Samlor ProrHal is a kind of Khmer food traditionally made by people who live in the countryside. The dish is often served at times of celebration, during religious festivals or on special occasions, when city-dwelling family members come back to visit their hometown. If someone from the city takes a foreign friend back to his village, he might ask his family to make Samlor ProrHal for them, because he can be sure a foreigner will never have tasted anything quite like it. It's a really traditional Khmer dish that is often prepared at home, and usually eaten at lunchtime. But the most important thing about eating Samlor ProrHal is that it is enjoyed with family or friends - it's a dish made to celebrate spending time with people you love. There are lots of different kinds of Khmer food, but Samlor ProrHal is generally regarded as the best Cambodian cuisine has to offer.
Him Narin, chef at the Khmer Kitchen restaurant in Phnom Penh, explained how it's made: "Take a handful of chopped citronella, a pinch of saffron, a few crushed cloves of garlic and some slices of Kciey (a type of ginger). Put all the spices in a mortar and grind them to a paste. Then prepare pumpkin, amaranth, sponge gourd, fermented fish sauce and about two grams of white fish, and you're ready to cook," she said. "Next, boil a pan of water," she continued. "Put the fish, vegetables and spices in the water and let it all boil for about 7-8 minutes."

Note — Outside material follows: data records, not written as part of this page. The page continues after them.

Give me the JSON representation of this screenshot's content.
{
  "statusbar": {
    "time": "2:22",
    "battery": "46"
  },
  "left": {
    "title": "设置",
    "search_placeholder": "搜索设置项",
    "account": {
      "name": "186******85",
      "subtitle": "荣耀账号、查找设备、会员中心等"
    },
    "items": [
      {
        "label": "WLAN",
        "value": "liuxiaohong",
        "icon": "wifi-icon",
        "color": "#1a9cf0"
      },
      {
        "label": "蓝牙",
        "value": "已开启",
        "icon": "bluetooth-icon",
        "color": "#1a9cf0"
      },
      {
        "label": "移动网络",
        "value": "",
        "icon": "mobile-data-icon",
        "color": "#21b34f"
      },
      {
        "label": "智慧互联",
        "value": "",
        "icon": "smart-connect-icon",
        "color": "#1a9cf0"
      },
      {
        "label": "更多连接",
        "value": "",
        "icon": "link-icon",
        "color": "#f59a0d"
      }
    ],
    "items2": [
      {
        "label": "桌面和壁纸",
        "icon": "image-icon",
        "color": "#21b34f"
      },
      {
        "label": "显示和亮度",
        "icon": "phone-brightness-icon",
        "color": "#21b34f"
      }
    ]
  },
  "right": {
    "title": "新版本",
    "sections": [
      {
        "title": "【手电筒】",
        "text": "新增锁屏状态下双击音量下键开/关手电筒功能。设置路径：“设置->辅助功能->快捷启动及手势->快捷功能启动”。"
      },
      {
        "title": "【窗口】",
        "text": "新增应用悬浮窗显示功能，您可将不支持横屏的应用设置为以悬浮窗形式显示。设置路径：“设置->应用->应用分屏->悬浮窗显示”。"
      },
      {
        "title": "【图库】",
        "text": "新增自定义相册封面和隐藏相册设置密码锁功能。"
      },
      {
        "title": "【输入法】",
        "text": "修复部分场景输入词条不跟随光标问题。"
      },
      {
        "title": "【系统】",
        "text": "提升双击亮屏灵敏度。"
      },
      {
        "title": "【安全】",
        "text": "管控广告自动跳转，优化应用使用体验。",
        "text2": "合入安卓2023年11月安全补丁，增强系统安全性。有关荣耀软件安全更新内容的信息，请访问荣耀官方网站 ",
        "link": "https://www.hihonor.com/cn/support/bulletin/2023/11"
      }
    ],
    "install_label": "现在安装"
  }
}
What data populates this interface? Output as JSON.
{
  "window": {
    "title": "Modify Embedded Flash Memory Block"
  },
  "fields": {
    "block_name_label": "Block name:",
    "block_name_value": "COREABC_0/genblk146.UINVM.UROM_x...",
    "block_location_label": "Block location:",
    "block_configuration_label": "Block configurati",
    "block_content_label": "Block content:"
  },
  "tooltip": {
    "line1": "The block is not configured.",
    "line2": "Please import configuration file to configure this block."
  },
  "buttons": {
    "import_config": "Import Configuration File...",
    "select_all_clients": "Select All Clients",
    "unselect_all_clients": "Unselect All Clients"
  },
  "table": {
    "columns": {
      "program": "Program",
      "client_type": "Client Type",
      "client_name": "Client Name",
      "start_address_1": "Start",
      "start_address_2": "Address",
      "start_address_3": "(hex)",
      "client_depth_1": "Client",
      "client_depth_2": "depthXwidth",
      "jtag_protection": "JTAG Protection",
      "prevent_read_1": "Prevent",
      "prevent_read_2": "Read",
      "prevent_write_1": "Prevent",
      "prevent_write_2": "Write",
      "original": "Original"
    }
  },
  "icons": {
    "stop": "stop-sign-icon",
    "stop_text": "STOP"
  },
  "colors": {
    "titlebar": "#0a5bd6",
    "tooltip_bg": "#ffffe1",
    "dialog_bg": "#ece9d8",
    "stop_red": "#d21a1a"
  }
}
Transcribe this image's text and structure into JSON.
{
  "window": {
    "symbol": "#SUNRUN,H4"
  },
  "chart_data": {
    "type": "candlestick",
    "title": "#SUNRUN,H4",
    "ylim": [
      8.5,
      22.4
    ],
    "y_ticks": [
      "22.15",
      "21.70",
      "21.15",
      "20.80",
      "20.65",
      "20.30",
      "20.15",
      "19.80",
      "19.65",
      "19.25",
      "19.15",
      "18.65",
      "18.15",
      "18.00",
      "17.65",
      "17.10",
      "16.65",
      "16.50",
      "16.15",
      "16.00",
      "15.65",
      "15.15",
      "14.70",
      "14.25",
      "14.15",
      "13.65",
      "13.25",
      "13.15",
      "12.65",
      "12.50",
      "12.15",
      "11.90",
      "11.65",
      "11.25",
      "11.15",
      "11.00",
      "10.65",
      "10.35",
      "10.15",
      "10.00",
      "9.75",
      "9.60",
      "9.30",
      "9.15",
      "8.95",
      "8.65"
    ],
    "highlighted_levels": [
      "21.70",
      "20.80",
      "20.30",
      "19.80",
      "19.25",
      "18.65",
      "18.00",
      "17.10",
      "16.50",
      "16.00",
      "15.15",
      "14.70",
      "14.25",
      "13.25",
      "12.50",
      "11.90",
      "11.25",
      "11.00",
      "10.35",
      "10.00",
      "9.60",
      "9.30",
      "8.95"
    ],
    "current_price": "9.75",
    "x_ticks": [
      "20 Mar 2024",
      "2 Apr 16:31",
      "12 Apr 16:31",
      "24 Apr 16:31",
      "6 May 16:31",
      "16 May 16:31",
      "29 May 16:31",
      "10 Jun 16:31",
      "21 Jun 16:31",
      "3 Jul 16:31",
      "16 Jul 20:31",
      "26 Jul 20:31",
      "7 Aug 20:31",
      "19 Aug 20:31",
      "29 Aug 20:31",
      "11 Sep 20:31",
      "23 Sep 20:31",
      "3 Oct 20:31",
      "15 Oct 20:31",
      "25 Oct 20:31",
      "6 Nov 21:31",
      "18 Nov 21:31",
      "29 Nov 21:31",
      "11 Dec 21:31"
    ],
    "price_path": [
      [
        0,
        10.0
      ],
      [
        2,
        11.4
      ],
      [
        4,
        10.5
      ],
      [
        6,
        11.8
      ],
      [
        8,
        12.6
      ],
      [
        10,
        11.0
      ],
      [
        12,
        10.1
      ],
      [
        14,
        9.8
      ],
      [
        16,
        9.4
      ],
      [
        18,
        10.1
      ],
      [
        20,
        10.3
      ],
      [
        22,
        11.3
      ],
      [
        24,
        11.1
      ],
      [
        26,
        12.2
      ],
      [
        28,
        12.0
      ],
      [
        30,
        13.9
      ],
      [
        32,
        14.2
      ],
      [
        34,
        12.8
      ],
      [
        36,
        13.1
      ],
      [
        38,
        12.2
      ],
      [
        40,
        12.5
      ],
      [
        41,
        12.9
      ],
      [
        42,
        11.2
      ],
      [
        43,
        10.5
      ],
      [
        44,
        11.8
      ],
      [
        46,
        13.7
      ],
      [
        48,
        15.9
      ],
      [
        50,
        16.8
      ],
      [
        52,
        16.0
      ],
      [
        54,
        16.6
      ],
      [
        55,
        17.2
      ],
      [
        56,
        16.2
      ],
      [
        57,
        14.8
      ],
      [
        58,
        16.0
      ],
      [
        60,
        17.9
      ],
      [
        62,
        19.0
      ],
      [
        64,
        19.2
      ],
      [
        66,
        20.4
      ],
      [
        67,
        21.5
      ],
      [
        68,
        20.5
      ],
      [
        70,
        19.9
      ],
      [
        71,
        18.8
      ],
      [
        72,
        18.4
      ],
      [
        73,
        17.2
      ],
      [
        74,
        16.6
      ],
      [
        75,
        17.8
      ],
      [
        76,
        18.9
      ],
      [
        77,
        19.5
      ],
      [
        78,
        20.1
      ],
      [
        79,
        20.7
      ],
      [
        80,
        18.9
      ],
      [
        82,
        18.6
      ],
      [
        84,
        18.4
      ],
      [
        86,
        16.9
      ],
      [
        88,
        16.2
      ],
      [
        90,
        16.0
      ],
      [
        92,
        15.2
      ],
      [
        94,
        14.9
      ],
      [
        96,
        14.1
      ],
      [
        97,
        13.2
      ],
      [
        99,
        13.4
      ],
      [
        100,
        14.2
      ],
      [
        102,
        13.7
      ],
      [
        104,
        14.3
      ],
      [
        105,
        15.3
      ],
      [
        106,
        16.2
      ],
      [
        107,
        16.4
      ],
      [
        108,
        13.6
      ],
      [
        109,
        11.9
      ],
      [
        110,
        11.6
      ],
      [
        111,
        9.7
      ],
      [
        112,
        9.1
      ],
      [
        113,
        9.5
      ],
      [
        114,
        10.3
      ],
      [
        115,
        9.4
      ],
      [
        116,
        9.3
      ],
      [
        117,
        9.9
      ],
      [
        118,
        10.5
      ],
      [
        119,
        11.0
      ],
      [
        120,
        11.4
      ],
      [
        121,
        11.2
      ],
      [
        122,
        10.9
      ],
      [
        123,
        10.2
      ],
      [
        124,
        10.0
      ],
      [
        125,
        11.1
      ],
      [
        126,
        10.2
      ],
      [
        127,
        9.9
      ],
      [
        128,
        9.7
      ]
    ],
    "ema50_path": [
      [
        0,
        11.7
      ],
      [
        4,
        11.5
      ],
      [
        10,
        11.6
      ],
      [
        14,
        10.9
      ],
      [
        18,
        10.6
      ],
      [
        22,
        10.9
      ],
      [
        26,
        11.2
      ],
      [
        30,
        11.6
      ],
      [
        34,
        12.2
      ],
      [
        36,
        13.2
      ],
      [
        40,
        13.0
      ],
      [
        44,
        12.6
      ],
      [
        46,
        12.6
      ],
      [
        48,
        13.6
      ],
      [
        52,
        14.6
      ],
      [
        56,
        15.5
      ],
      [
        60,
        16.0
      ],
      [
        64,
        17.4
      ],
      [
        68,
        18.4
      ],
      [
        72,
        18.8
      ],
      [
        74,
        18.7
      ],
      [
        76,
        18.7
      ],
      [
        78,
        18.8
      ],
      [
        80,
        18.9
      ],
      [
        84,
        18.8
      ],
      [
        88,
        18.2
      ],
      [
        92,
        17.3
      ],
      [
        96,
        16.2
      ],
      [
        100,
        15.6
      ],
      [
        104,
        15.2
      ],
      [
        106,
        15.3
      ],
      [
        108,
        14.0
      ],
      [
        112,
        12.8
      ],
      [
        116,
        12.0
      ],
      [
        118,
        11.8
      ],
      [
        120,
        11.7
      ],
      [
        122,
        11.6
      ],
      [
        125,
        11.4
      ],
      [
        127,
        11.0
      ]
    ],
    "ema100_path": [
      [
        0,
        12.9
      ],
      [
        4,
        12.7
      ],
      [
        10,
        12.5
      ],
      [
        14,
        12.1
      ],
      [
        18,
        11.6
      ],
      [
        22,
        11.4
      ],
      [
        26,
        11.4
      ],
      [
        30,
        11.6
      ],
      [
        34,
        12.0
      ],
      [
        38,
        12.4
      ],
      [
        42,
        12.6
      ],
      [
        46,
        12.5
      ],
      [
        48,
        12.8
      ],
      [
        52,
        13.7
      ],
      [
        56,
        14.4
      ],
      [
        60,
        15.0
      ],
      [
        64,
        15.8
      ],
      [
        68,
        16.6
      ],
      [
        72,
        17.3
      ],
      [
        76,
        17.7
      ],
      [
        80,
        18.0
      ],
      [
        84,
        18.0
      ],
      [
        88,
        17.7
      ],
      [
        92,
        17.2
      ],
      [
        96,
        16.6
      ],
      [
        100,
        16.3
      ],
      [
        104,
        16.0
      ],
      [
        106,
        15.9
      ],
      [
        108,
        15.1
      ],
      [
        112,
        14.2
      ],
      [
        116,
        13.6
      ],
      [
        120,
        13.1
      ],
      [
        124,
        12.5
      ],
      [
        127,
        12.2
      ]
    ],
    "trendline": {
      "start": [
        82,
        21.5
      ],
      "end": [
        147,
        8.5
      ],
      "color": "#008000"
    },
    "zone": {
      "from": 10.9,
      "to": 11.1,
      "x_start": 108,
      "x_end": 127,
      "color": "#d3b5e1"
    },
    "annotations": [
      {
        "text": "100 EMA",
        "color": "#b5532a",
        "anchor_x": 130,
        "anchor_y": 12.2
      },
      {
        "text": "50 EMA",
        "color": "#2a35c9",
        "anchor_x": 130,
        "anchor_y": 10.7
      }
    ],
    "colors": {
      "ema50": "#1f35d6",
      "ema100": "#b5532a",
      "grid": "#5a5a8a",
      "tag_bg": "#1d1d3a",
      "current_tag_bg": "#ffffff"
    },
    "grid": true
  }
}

Sounds simple enough - but don't be fooled. "Cooking Samlor ProrHal isn't easy - in fact it's very difficult," Him Narin warned. The traditional soup needs a lot of careful preparation, and it takes an expert to get the balance of flavors just right. "It's not for people who are lazy: the soup needs a lot of vegetables and takes about twenty minutes to cook," she said.
The finished soup doesn't look particularly appetizing, but once you've tasted the delicious, fragrant broth, you may find you can't stop eating it. Some say that Khmer people cry when they eat the soup because it makes them miss their homeland. The real reason they may shed a few tears is perhaps because some people prefer it to be extremely spicy! "The cook should put lots of chilies into the soup when it's boiling if they like it hot," Him Narin said. "This gives it an extra flavor, and better befits its name - Samlor ProrHal means 'fragrant soup.'" Khmer people regard the dish as their national food, so when they eat with foreigners, Samlor ProrHal will definitely be on the menu. "I want foreigners to try real Khmer food," Him Narin said. "I don't want them to say that they came to Cambodia but didn't try Samlor ProrHal."